Mylan contends that Bastin, which highlights the drawbacks of hydrochloric acid in pharmaceutical formulations, would prompt a skilled artisan to substitute hydrochloric acid in Edmondson's Example 7. Mylan asserts that sitagliptin's single asymmetric carbon allows for a reasonable expectation of success in synthesizing both (R)-sitagliptin and (S)-sitagliptin. Mylan challenges the Board's ruling that it failed to prove the obviousness of claim 4, which pertains to the crystalline monohydrate form of (R)-sitagliptin, arguing that a skilled artisan would have had a reasonable expectation of success in creating this form based on Edmondson and Brittain. Mylan notes that Edmondson mentions multiple crystal structures, including hydrates, while Brittain provides motivation to investigate hydrates in drug development.
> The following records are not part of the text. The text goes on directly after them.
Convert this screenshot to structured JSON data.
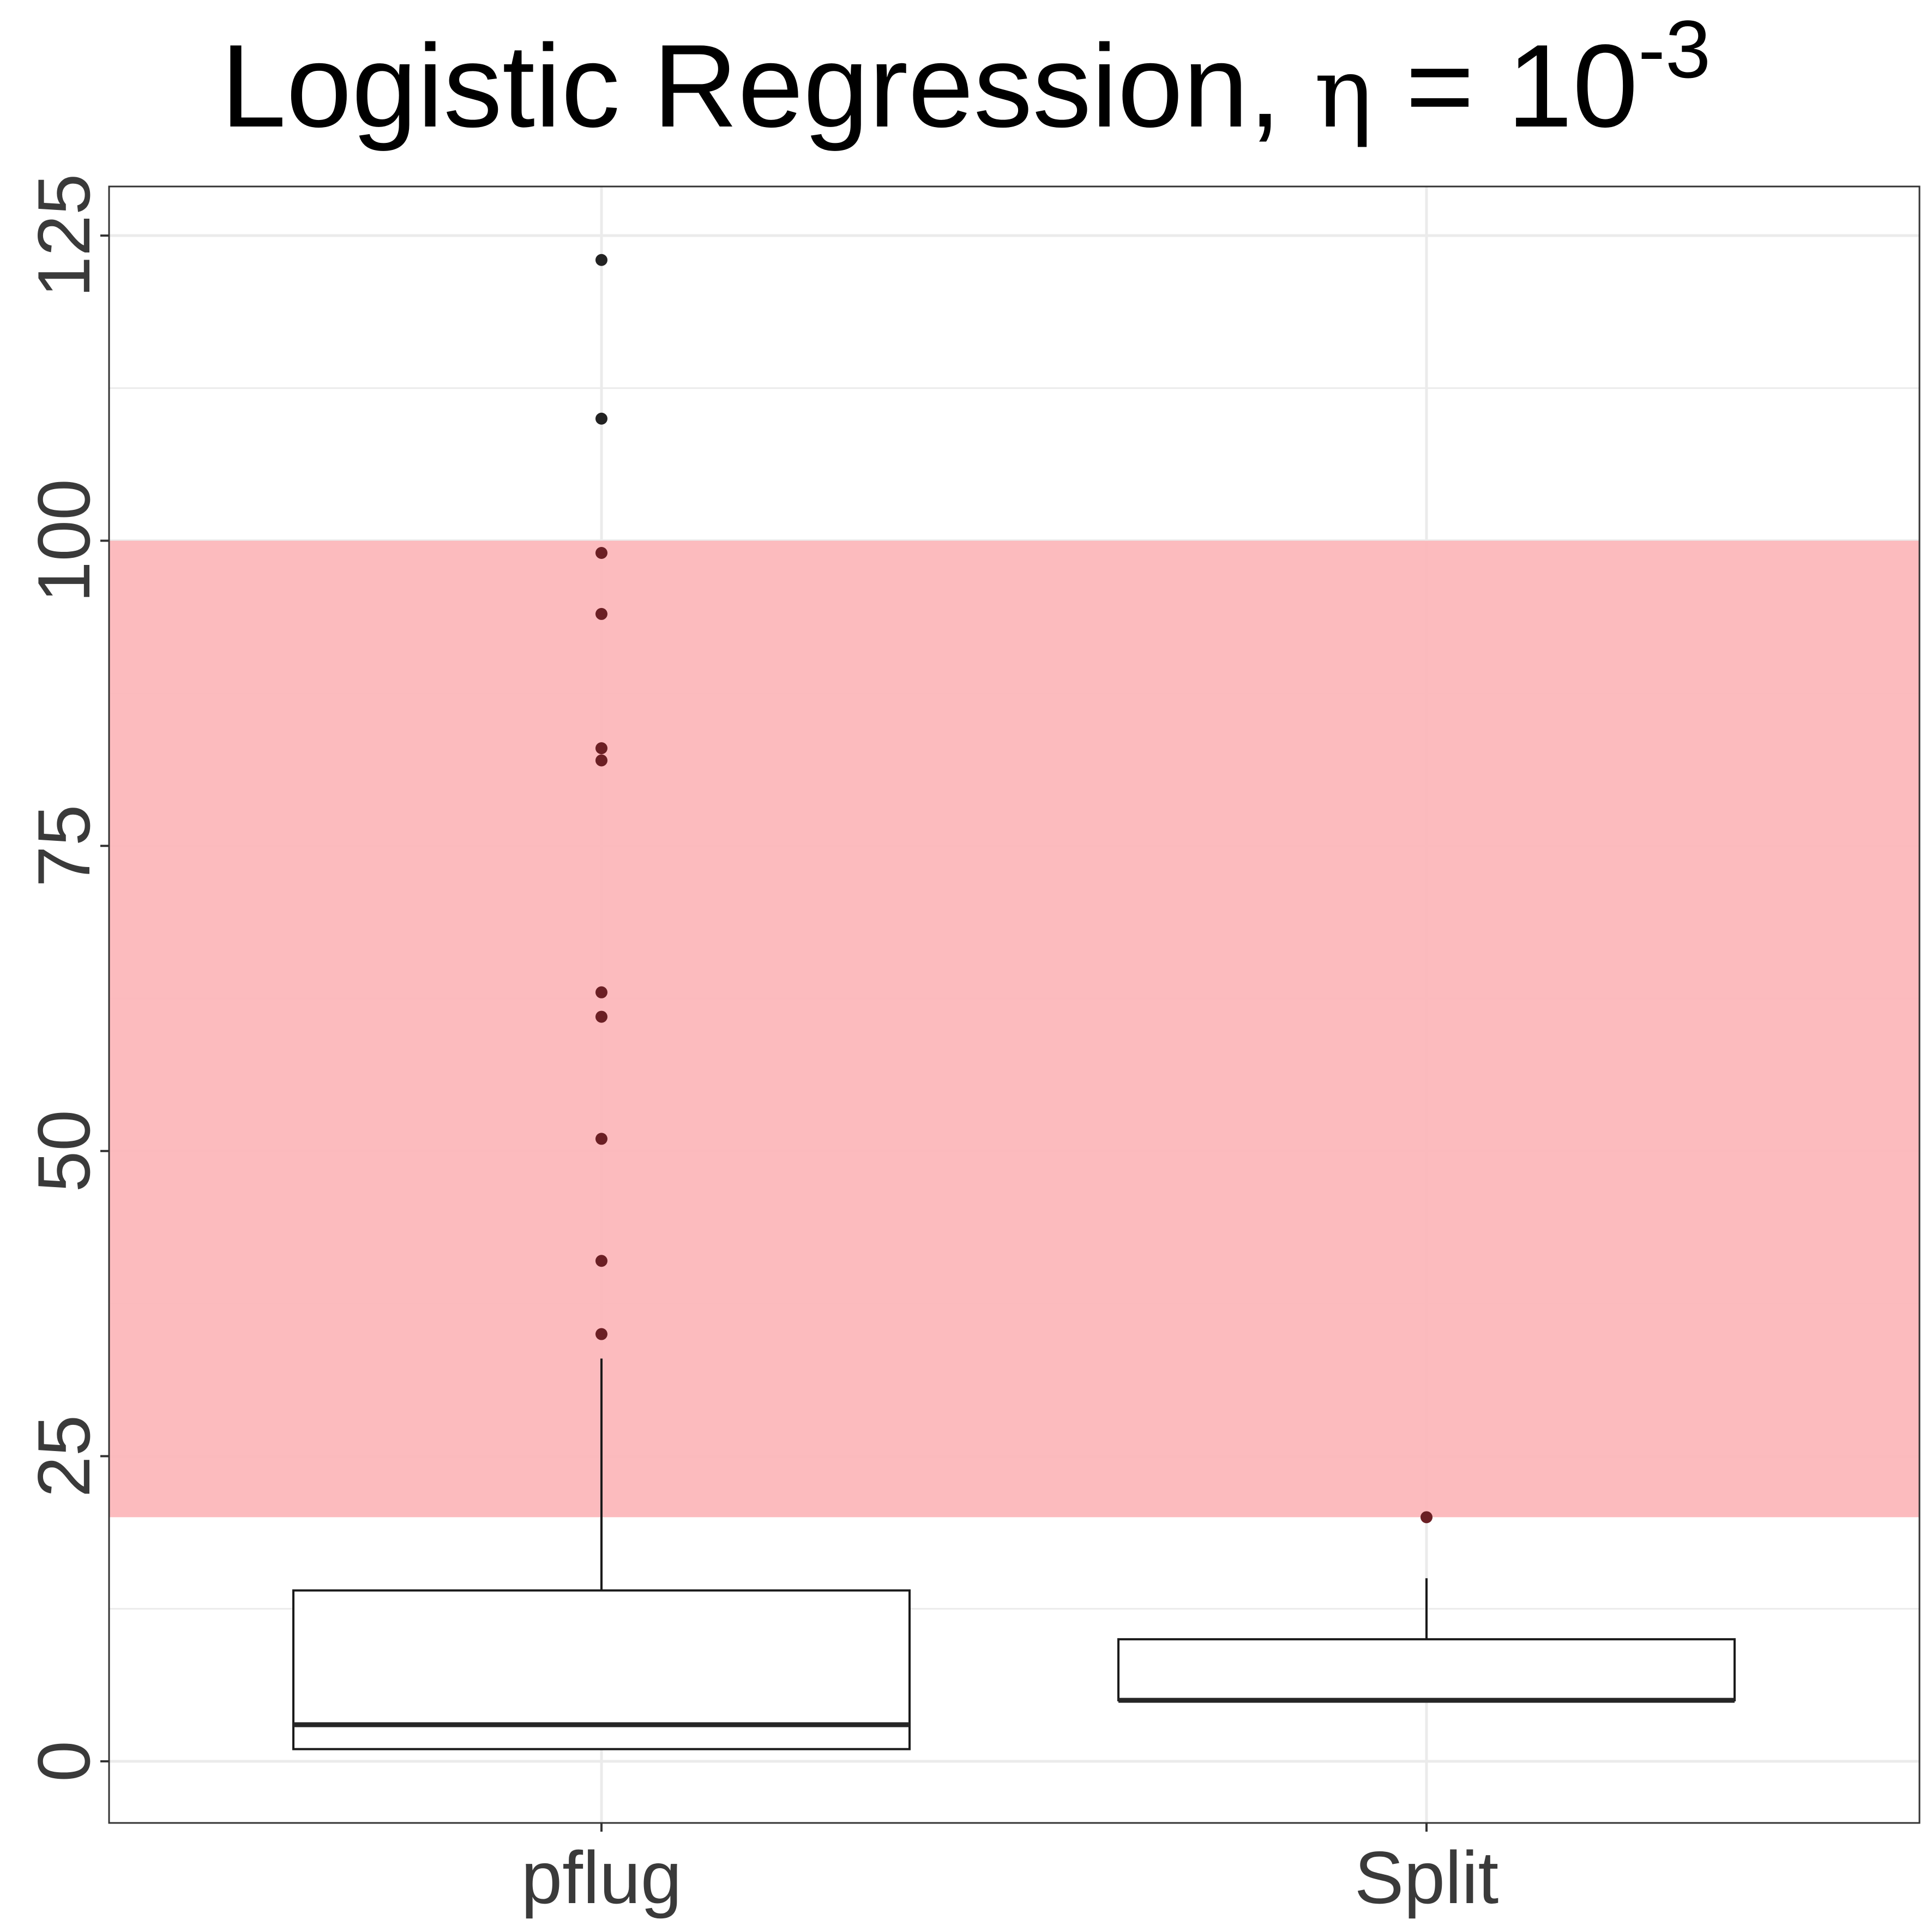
{
  "chart_data": {
    "type": "box",
    "title": {
      "text": "Logistic Regression, ",
      "eta": "η",
      "equals": " = 10",
      "superscript": "-3"
    },
    "xlabel": "",
    "ylabel": "",
    "categories": [
      "pflug",
      "Split"
    ],
    "ylim": [
      -11,
      128
    ],
    "yticks": [
      0,
      25,
      50,
      75,
      100,
      125
    ],
    "yticks_labels": [
      "0",
      "25",
      "50",
      "75",
      "100",
      "125"
    ],
    "minor_yticks": [
      12.5,
      37.5,
      62.5,
      87.5,
      112.5
    ],
    "grid": true,
    "highlight_band": {
      "ymin": 20,
      "ymax": 100,
      "color": "#fcb5b9"
    },
    "boxes": [
      {
        "category": "pflug",
        "whisker_low": 1,
        "q1": 1,
        "median": 3,
        "q3": 14,
        "whisker_high": 33,
        "outliers": [
          35,
          41,
          51,
          61,
          63,
          82,
          83,
          94,
          99,
          110,
          123
        ]
      },
      {
        "category": "Split",
        "whisker_low": 5,
        "q1": 5,
        "median": 5,
        "q3": 10,
        "whisker_high": 15,
        "outliers": [
          20
        ]
      }
    ],
    "colors": {
      "panel_border": "#333333",
      "grid": "#ebebeb",
      "box_stroke": "#1a1a1a",
      "median": "#262626",
      "outlier": "#222222",
      "outlier_in_band": "#6b1f24"
    }
  }
}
Merck counters that the Board correctly found claim 3 non-obvious and that its factual findings were backed by substantial evidence. The Board determined that Bastin lacked specific motivation, alongside Edmondson, to arrive at 1:1 sitagliptin DHP or the (S)-configuration. Merck also contends that Mylan failed to convincingly motivate the creation of the crystalline monohydrate form, citing evidence that artisans would typically avoid hydrates due to solubility and stability issues. Additionally, Merck argues that the monohydrate exhibits unexpectedly beneficial properties, contributing to its non-obviousness.
The Board's conclusions regarding claims 3 and 4 were supported by substantial evidence, as it found no motivation to combine the cited references and no reasonable expectation of success. Testimony from Dr. Chorghade emphasized the unpredictability of hydrate formation, while Dr. Myerson supported the notion that skilled artisans would avoid hydrates due to their inherent challenges. The Board did not err in its assessment of Mylan's claims about non-obviousness, ultimately affirming its decision as consistent with substantial evidence and law.